I don’t waste time parking and going straight to the health and beauty section. I never bothered with shit like this before and barely know where to start. But I do know I want my face to look fierce and my hair to have just… more. I don’t even know what colors go with “white as shit” skin, so I just pick a bunch of bronzers dumping them into my cart. Next is ten different shades of lip gloss and a few tubes of mascara promising “lashes so long he’ll drop to his knees.” The picture on the box shows a diamond ring. A snort escapes me, but the box goes into my cart.

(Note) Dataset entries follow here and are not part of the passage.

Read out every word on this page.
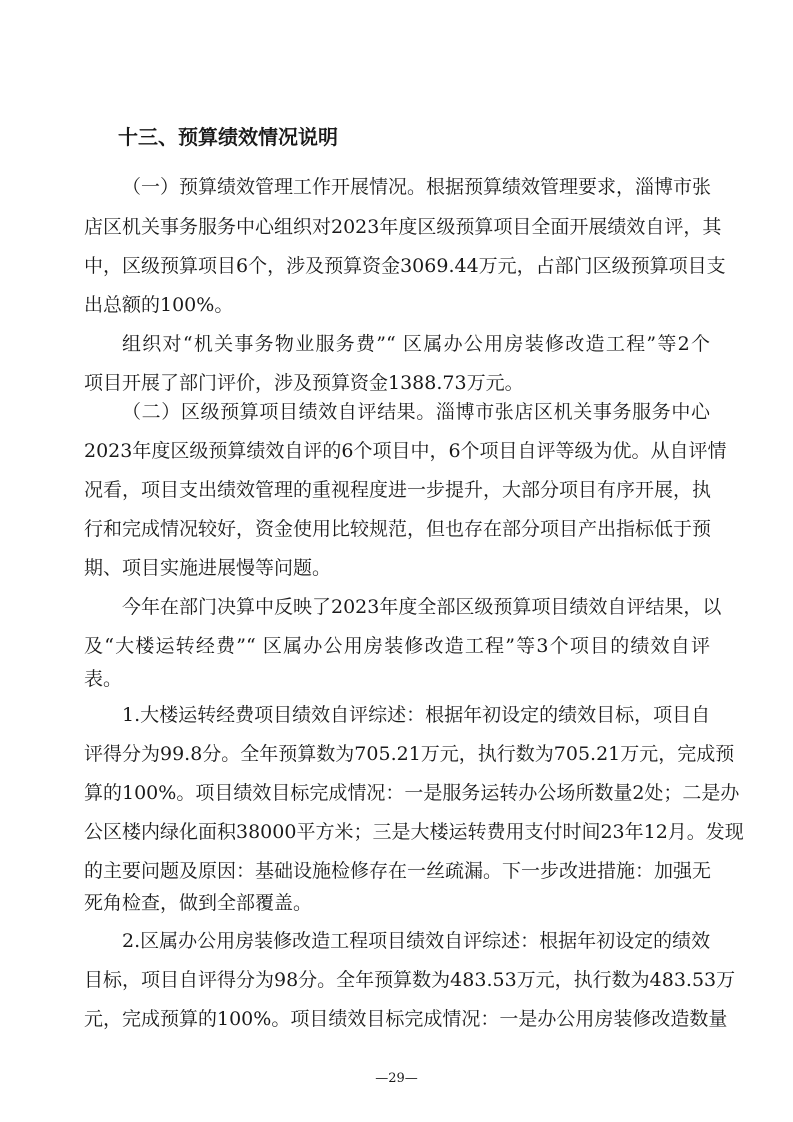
十三、预算绩效情况说明
（一）预算绩效管理工作开展情况。根据预算绩效管理要求，淄博市张
店区机关事务服务中心组织对2023年度区级预算项目全面开展绩效自评，其
中，区级预算项目6个，涉及预算资金3069.44万元，占部门区级预算项目支
出总额的100%。
组织对“机关事务物业服务费”“ 区属办公用房装修改造工程”等2个
项目开展了部门评价，涉及预算资金1388.73万元。
（二）区级预算项目绩效自评结果。淄博市张店区机关事务服务中心
2023年度区级预算绩效自评的6个项目中，6个项目自评等级为优。从自评情
况看，项目支出绩效管理的重视程度进一步提升，大部分项目有序开展，执
行和完成情况较好，资金使用比较规范，但也存在部分项目产出指标低于预
期、项目实施进展慢等问题。
今年在部门决算中反映了2023年度全部区级预算项目绩效自评结果，以
及“大楼运转经费”“ 区属办公用房装修改造工程”等3个项目的绩效自评
表。
1.大楼运转经费项目绩效自评综述：根据年初设定的绩效目标，项目自
评得分为99.8分。全年预算数为705.21万元，执行数为705.21万元，完成预
算的100%。项目绩效目标完成情况：一是服务运转办公场所数量2处；二是办
公区楼内绿化面积38000平方米；三是大楼运转费用支付时间23年12月。发现
的主要问题及原因：基础设施检修存在一丝疏漏。下一步改进措施：加强无
死角检查，做到全部覆盖。
2.区属办公用房装修改造工程项目绩效自评综述：根据年初设定的绩效
目标，项目自评得分为98分。全年预算数为483.53万元，执行数为483.53万
元，完成预算的100%。项目绩效目标完成情况：一是办公用房装修改造数量
—29—
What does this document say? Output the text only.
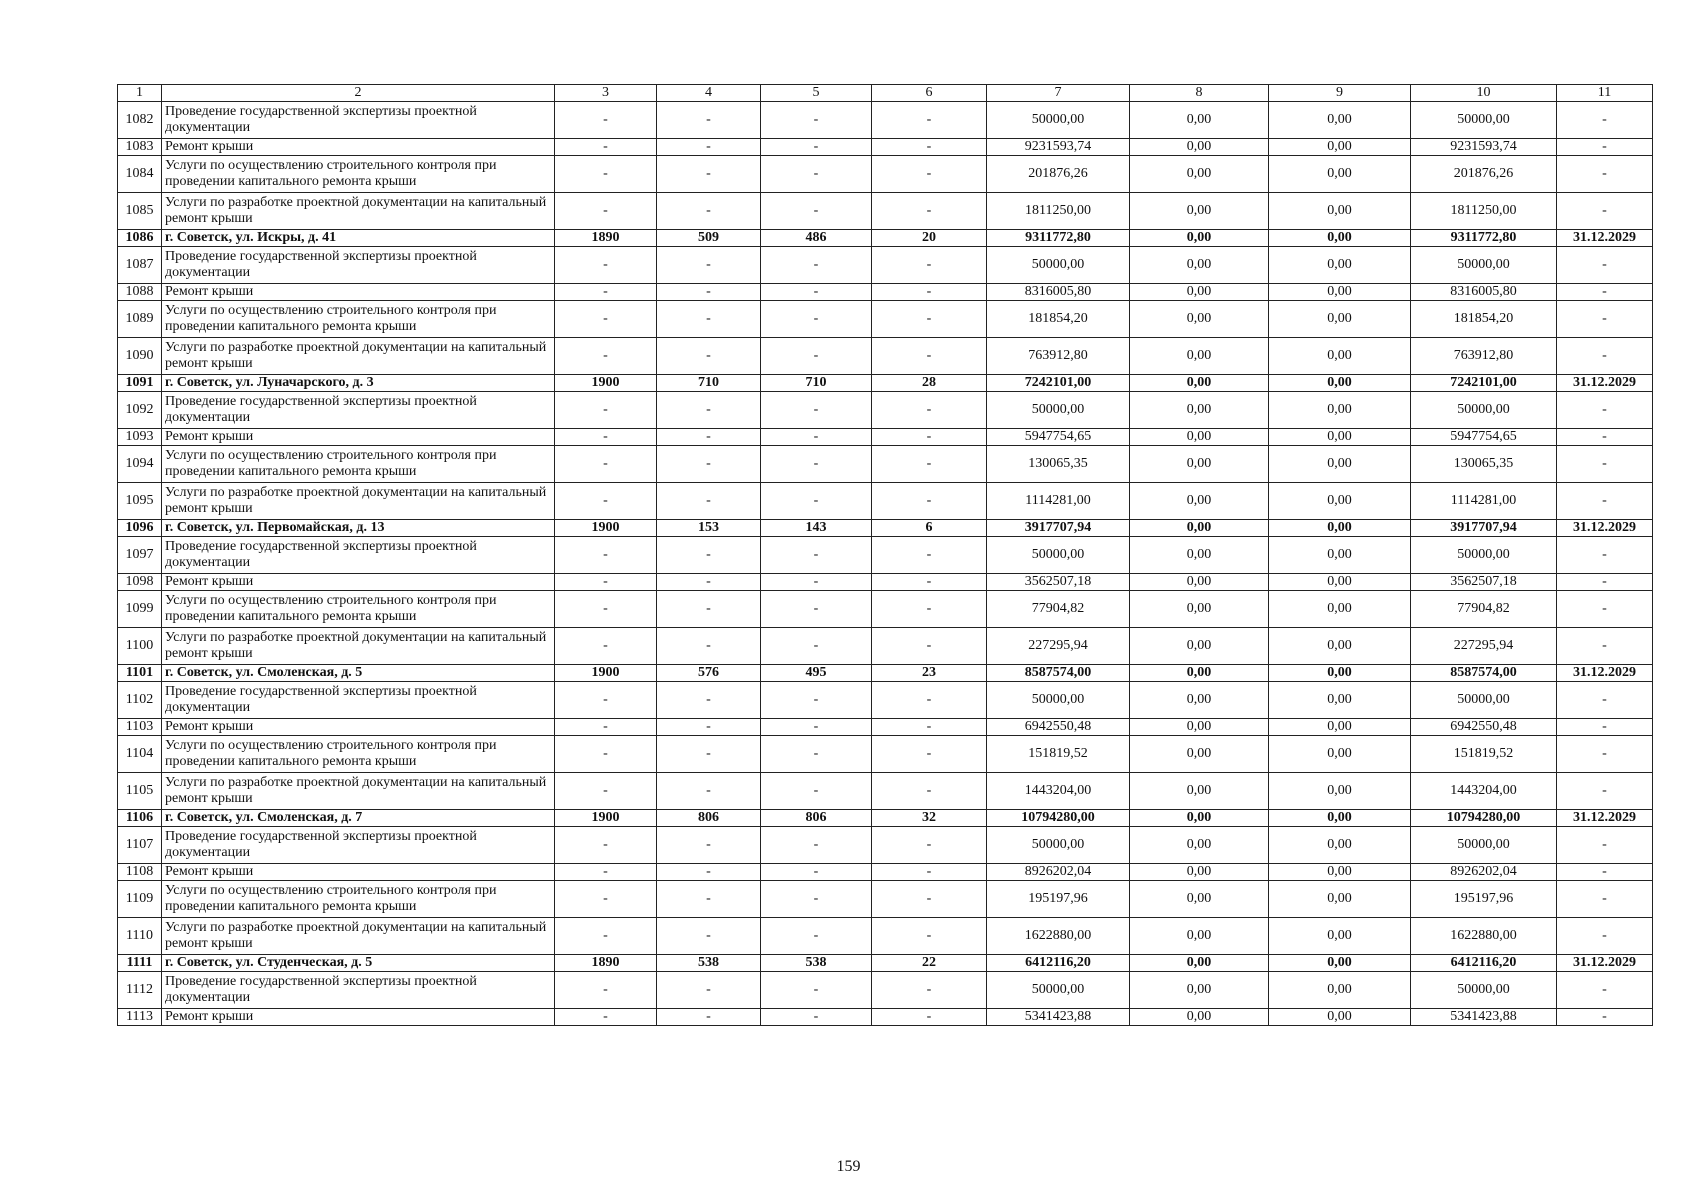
1	2	3	4	5	6	7	8	9	10	11
1082	Проведение государственной экспертизы проектной документации	-	-	-	-	50000,00	0,00	0,00	50000,00	-
1083	Ремонт крыши	-	-	-	-	9231593,74	0,00	0,00	9231593,74	-
1084	Услуги по осуществлению строительного контроля при проведении капитального ремонта крыши	-	-	-	-	201876,26	0,00	0,00	201876,26	-
1085	Услуги по разработке проектной документации на капитальный ремонт крыши	-	-	-	-	1811250,00	0,00	0,00	1811250,00	-
1086	г. Советск, ул. Искры, д. 41	1890	509	486	20	9311772,80	0,00	0,00	9311772,80	31.12.2029
1087	Проведение государственной экспертизы проектной документации	-	-	-	-	50000,00	0,00	0,00	50000,00	-
1088	Ремонт крыши	-	-	-	-	8316005,80	0,00	0,00	8316005,80	-
1089	Услуги по осуществлению строительного контроля при проведении капитального ремонта крыши	-	-	-	-	181854,20	0,00	0,00	181854,20	-
1090	Услуги по разработке проектной документации на капитальный ремонт крыши	-	-	-	-	763912,80	0,00	0,00	763912,80	-
1091	г. Советск, ул. Луначарского, д. 3	1900	710	710	28	7242101,00	0,00	0,00	7242101,00	31.12.2029
1092	Проведение государственной экспертизы проектной документации	-	-	-	-	50000,00	0,00	0,00	50000,00	-
1093	Ремонт крыши	-	-	-	-	5947754,65	0,00	0,00	5947754,65	-
1094	Услуги по осуществлению строительного контроля при проведении капитального ремонта крыши	-	-	-	-	130065,35	0,00	0,00	130065,35	-
1095	Услуги по разработке проектной документации на капитальный ремонт крыши	-	-	-	-	1114281,00	0,00	0,00	1114281,00	-
1096	г. Советск, ул. Первомайская, д. 13	1900	153	143	6	3917707,94	0,00	0,00	3917707,94	31.12.2029
1097	Проведение государственной экспертизы проектной документации	-	-	-	-	50000,00	0,00	0,00	50000,00	-
1098	Ремонт крыши	-	-	-	-	3562507,18	0,00	0,00	3562507,18	-
1099	Услуги по осуществлению строительного контроля при проведении капитального ремонта крыши	-	-	-	-	77904,82	0,00	0,00	77904,82	-
1100	Услуги по разработке проектной документации на капитальный ремонт крыши	-	-	-	-	227295,94	0,00	0,00	227295,94	-
1101	г. Советск, ул. Смоленская, д. 5	1900	576	495	23	8587574,00	0,00	0,00	8587574,00	31.12.2029
1102	Проведение государственной экспертизы проектной документации	-	-	-	-	50000,00	0,00	0,00	50000,00	-
1103	Ремонт крыши	-	-	-	-	6942550,48	0,00	0,00	6942550,48	-
1104	Услуги по осуществлению строительного контроля при проведении капитального ремонта крыши	-	-	-	-	151819,52	0,00	0,00	151819,52	-
1105	Услуги по разработке проектной документации на капитальный ремонт крыши	-	-	-	-	1443204,00	0,00	0,00	1443204,00	-
1106	г. Советск, ул. Смоленская, д. 7	1900	806	806	32	10794280,00	0,00	0,00	10794280,00	31.12.2029
1107	Проведение государственной экспертизы проектной документации	-	-	-	-	50000,00	0,00	0,00	50000,00	-
1108	Ремонт крыши	-	-	-	-	8926202,04	0,00	0,00	8926202,04	-
1109	Услуги по осуществлению строительного контроля при проведении капитального ремонта крыши	-	-	-	-	195197,96	0,00	0,00	195197,96	-
1110	Услуги по разработке проектной документации на капитальный ремонт крыши	-	-	-	-	1622880,00	0,00	0,00	1622880,00	-
1111	г. Советск, ул. Студенческая, д. 5	1890	538	538	22	6412116,20	0,00	0,00	6412116,20	31.12.2029
1112	Проведение государственной экспертизы проектной документации	-	-	-	-	50000,00	0,00	0,00	50000,00	-
1113	Ремонт крыши	-	-	-	-	5341423,88	0,00	0,00	5341423,88	-
159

Next, I hit up the hair care aisle. “What goes over mud brown?” I pick up a box of pink, thinking my tips would look cool this shade but after scanning the box realize I’d have to dye my tips platinum first. I peruse a few boxes and dump three in. I use the self-scan and get back to my truck but not before I use my hand sanitizer and use an antibacterial wipe on my face. My mother’s words haunt me like a bad sex-ed talk. “You will not die. You will not catch it again,” I murmur to myself like a mantra. The world is slowly healing but will never be the same and I realize I won’t be either. But that’s okay. Because the version 2.0 of me is going to kick the shit out of the first.